Podia has scraped the Word to the Wise blog and I’m currently receiving an ongoing drip campaign from them absolutely begging me to mention them in my blog post on cold emails.

From: Alan@podiahq.com

I really believe it can add value to marketers and entrepreneurs who are interested to get the most out of their business emails :)

Would you ever consider mentioning it in your piece on cold emails?

Let me know what you think anyway. Thanks in advance!

I get maybe a dozen of this style of email a week. It’s pretty annoying but whatever. I delete them, blog about them or, very occasionally, share them with some folks who might have a big bigger of a stick to wave at them.

I have to admit, this time I spent about 30 seconds considering adding a note onto that article. A brilliant example of cold email that should go to the spam folder is from PodiaHQ, aka podia.com. My only hesitation is that gives them what they want, and antisocial behaviour should never be encouraged. Plus, then I’d have to actually think about something else to blog about today and it’s 4:30 already. Then I realised this is exactly the thing to illustrate how opens can hurt your delivery.

Wait. What? Opens don’t hurt delivery! An open is a positive signal, isn’t it? The user opened and read the mail this is good. Except…. when a user opens an email, gets half way through it and then immediately marks it as spam.

Using opens as a metric for who to continue mailing without also having FBLs to identify which of those opens resulted in a this is spam hit, leads to an increase in mail to folks who don’t want it and/or are receiving the message in their spamfolder because they marked the sender as spam. Longer term it can lead to reputation problems.

In the consumer context opens are a way for us to tell who is reading our mail. FBL messages are a way for us to remove anyone who doesn’t like that mail. By processing FBL complaints, folks who open the mail and then complain about it are removed from future mailings. We don’t end up with a build up of ‘engaged’ users who are not engaged at all.
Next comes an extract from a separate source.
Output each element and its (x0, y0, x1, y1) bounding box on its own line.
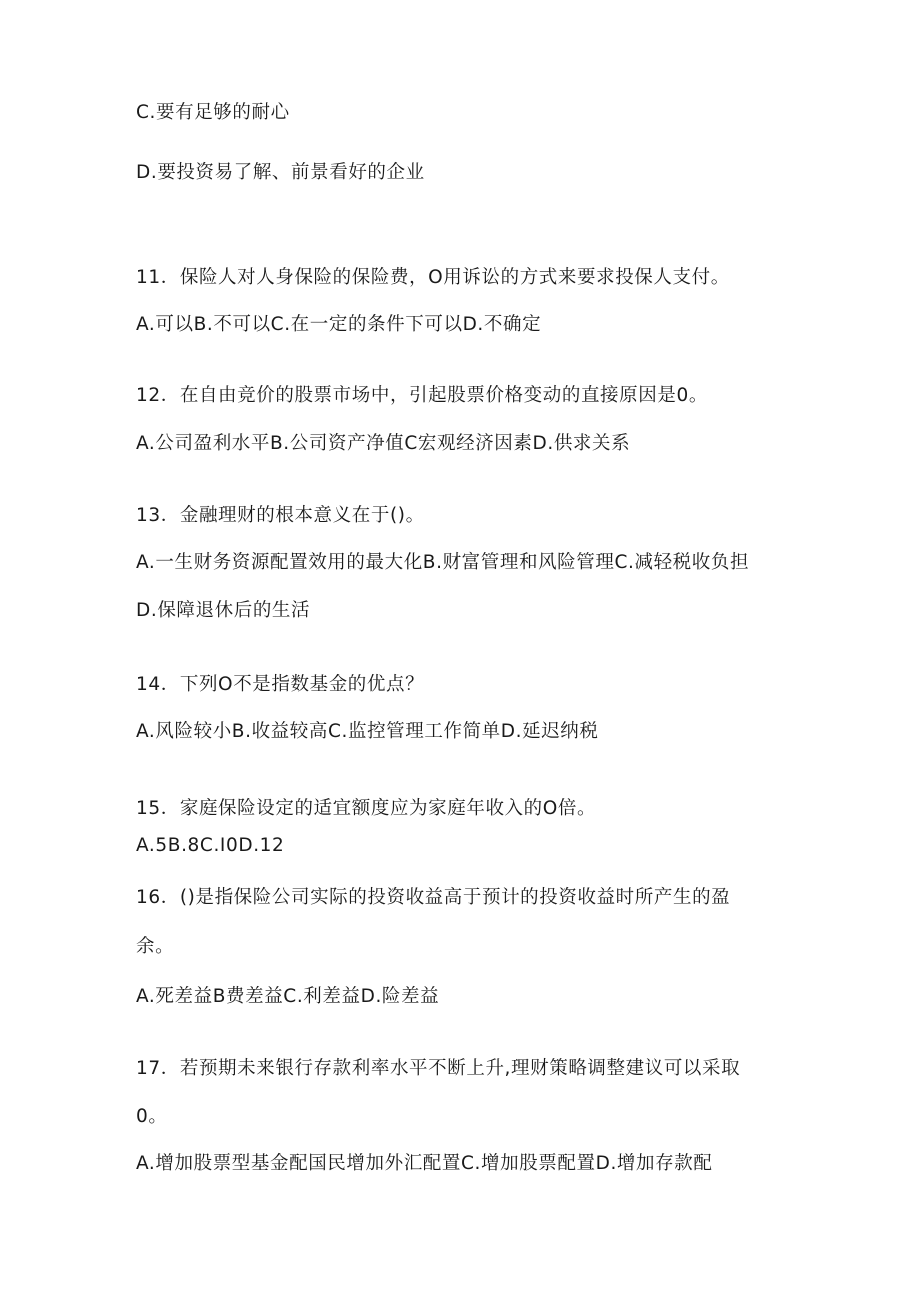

The obvious exception to this is being Gmail as they don’t have an ARF style FBL. But even then, if you have a decent enough reputation Gmail will show the user a “do you want to unsubscribe, too” message. We can sorta wiggle around the lack of FBL data by treating unsubscribes through the List-Unsubscribe header as spam complaints.

That’s not how it works for B2B. There are no FBLs for business mail. Many business users do have a this-is-spam button, though. That this-is-spam button ties directly into their filtering system. What you end up with is an audience that opens a message and reports it as spam. That open is now a negative signal, not a positive one.

I think our spammer friends at Podia haven’t made the connection that their advice causes delivery problems. Or, maybe they have which is why they’re using podiahq.com in their emails instead of podia.com. Ironically, they’re not putting much effort into the subject line here. A few months ago I was toying with the idea of sharing all of the stupid B2B spam I get. I collected over 2 dozen cold outreach emails just by searching for the subject line ‘Quick Question’.

The broader picture here is that we can’t just look at metrics in isolation, particularly when we’re troubleshooting delivery. Only mailing engaged users, when you’re not also getting back complaint data, means some of the folks you’re mailing aren’t users who want your mail. At best they’re getting the mail in the spam folder due to ISP metrics. At worst the spam foldering isn’t working and they end up repeatedly reporting your mail as spam.

We make assumptions about what signals to measure and what they mean. In order to correctly model what’s happening with delivery we need to question those assumptions regularly.